Rectal body temperatures were measured in the present experiment, and METH-induced hyperthermia was evident. While METH-induced hyperthermia can lead to neurotoxicity and sometimes fatality (Callaway and Clark 1994), the hyperthermic effects of METH can be dissociated from the behavior-sensitizing effects (Itzhak et al. 1998). Furthermore, METH-induced BS can occur without concurrent neurotoxicity (Belcher et al. 2006). Additionally, tolerance can develop to the neurotoxic effects of METH in rats that are sensitized (Abekawa et al. 1997), and tolerance to METH-induced neurotoxicity may be partially mediated by attenuation of METH-induced hyperthermia (Baucum et al. 2004; Riddle et al. 2002). In our study, HIV-1 Tg and F344 rats developed tolerance to the hyperthermic effects of METH simultaneous with the development of METH-induced BS. Furthermore, tolerance to the hyperthermic effects of METH was enhanced in the adolescent HIV-1 Tg rats. This was evident by the four-way interaction which demonstrated that METH-induced hyperthermia decreases over days but at an extended rate in adolescent HIV-1 Tg rats. When differences in baseline temperature between strains were taken into account and standardized temperature scores were calculated, it was also determined that acute METH-induced hyperthermia was enhanced in the HIV-1 Tg rat. In summary, these findings indicate that, in comparison with F344 controls, HIV-1 Tg rats exhibited a more robust acute response to the hyperthermic effects of METH, enhanced desensitization to the hyperthermic effects of a moderate dose of METH over six consecutive days of treatment, and that the effect of strain on METH-induced physiological responses was potentiated in the adolescents.

It is possible that the hyperthermic effects that were observed in the present study are mediated by neural systems that support the hedonic value of METH. METH-induced BS can emerge simultaneously with desensitization to the rewarding properties of the drug (Itzhak et al. 2002), and, in fact, this is a major tenet of the incentive-sensitization approach. Taken together, it appears that the HIV-1 Tg rat is more sensitive to two long-lasting outcomes that are associated with METH use: (1) the stimulating and behavioral-sensitizing effects of a moderate dose of METH and (2) the acute hyperthermic and hyperthermic-desensitizing effects of a moderate dose of METH. These findings suggest that neural alterations associated with the virus mediate both enhanced incentive-salience and hedonic desensitization. These alterations would be consistent with the psychopathology of METH abuse, i.e., increased drug- wanting in the presence of decreased drug-liking, and imply the propensity for an accelerated transition between METH use to abuse and dependence in HIV-infected individuals and adolescents. Zakharova et al. (2009) demonstrated that a METH-induced conditioned place preference (CPP) developed earlier in adolescent rats than in adult rats, and, therefore, adolescents may be more sensitive to the rewarding effects of psychostimulants early on. It is possible that HIV-associated brain alterations also increase sensitivity to psychostimulant reward during initial use. Future studies that evaluate the hedonic properties of METH, e.g., a CPP or self-administration paradigm, need to be utilized to confirm these hypotheses.

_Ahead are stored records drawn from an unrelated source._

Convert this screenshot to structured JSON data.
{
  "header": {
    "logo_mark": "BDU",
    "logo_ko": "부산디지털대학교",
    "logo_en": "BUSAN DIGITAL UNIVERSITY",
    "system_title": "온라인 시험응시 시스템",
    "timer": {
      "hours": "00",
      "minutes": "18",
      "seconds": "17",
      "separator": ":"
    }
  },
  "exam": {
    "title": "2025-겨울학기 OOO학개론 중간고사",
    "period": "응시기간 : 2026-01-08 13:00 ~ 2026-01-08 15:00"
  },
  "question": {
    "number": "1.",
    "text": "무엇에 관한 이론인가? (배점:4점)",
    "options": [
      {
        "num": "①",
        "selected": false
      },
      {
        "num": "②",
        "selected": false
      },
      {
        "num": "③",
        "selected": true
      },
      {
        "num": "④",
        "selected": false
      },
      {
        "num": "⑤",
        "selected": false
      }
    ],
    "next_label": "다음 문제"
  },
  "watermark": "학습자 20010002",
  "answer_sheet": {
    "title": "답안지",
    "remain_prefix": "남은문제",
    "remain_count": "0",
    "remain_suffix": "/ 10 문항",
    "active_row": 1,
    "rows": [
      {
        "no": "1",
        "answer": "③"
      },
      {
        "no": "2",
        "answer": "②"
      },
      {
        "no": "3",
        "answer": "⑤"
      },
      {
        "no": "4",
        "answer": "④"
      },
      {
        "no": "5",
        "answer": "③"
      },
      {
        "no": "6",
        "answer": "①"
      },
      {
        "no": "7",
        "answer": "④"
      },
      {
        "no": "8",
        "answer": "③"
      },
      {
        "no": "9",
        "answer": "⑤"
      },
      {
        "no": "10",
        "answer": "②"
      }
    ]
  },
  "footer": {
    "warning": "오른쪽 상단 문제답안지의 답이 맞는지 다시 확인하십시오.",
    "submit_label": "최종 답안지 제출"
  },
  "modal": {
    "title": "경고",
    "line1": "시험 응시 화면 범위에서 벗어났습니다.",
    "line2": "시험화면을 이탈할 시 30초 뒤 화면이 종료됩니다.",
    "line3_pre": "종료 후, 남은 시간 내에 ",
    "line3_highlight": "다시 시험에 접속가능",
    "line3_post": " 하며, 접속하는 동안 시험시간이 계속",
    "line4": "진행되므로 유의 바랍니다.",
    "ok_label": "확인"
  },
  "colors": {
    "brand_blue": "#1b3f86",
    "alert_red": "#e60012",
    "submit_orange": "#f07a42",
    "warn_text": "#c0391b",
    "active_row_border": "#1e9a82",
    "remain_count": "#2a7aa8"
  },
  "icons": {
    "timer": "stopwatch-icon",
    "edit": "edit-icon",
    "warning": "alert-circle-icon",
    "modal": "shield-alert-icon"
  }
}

Taken together, the results from the present study suggest that HIV-infected individuals and adolescents, and possibly even more so, HIV-infected adolescents, have a predisposition towards addiction-related psychopathology. Given that recent neuro-developmental studies show continued structural and functional brain development in young adults through the third decade (Paus et al. 2008), many younger HIV-infected individuals may be more vulnerable to becoming drug dependent when they experiment with illicit drugs such as METH. Implementing HIV awareness and prevention programs, as well as METH prevention and intervention programs during adolescence, a time period associated with increased sensitivity to drugs with abuse potential, may effectively reduce the incidence of HIV infection and METH addiction.